Member of the Alaska House of Representatives from the 1st district
- In office March 4, 1929 – March 6, 1933 Serving with Grover C. Winn (1929-1933) Peter C. McCormack (1929-1931) Allen Shattuck (1929-1931) J.E. Johnson (1931-1933) Frank A. Boyle (1931-1933)

Member of the Alaska House of Representatives from the 1st district
- In office January 14, 1935 – January 11, 1937 Serving with F.J. Baronovich Joe Green Arthur P. Walker

Personal details
- Born: Adolph Holton Ziegler December 20, 1889 Easton, Maryland, U.S.
- Died: May 17, 1972 (aged 82) Seattle, Washington, U.S.
- Political party: Democratic

= A. H. Ziegler =

American lawyer and politician

Adolph Holton Ziegler (December 20, 1889 – May 17, 1972) was an American lawyer and politician.

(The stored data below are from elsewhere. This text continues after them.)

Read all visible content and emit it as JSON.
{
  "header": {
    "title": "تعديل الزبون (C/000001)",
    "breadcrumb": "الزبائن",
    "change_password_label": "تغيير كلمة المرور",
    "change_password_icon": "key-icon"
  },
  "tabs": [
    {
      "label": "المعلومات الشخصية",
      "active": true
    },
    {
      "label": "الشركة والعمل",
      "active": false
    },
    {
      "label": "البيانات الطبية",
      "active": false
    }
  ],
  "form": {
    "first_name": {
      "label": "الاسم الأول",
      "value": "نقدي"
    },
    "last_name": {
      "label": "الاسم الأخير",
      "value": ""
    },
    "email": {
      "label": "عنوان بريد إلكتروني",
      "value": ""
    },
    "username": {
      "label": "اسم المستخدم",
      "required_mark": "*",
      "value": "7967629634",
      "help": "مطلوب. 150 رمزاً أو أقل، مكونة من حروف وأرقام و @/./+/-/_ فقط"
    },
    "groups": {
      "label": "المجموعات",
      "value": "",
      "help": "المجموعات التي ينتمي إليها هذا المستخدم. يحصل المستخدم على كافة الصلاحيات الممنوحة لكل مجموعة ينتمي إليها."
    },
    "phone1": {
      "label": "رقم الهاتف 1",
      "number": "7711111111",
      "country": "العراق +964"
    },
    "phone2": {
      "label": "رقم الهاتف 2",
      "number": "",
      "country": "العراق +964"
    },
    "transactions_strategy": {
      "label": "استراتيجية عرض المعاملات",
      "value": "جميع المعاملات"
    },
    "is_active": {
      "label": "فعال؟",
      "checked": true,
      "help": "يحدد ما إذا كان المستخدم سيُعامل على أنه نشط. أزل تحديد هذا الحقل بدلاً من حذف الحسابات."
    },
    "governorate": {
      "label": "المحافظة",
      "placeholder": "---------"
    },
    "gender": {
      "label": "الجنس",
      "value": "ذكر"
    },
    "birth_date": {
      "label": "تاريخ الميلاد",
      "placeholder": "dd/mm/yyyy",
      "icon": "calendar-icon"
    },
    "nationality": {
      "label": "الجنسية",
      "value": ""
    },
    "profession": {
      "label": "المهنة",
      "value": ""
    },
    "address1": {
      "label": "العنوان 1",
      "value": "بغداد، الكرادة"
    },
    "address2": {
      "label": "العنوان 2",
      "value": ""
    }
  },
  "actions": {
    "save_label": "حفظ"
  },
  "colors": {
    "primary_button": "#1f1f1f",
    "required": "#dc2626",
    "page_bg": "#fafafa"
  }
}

Born in Easton, Maryland, Ziegler studied law in Easton and then moved to Alaska Territory where he studied law and was admitted to the Alaska bar. During World War I, Ziegler served in the United States Navy and was in the intelligence service. In 1919, he moved to Ketchikan, Alaska and owned the Ziegler House (Ketchikan, Alaska). In 1929, 1931 to 1935, Ziegler served in the Alaska Territorial House of Representatives and in 1938 and 1939 was mayor of Ketchikan, Alaska. He also served on the Alaska Territorial Board of Education from 1935 until 1959. His son was Bob Ziegler, who served in the Alaska Territorial and State Legislatures. Ziegler died in a hospital in Seattle, Washington.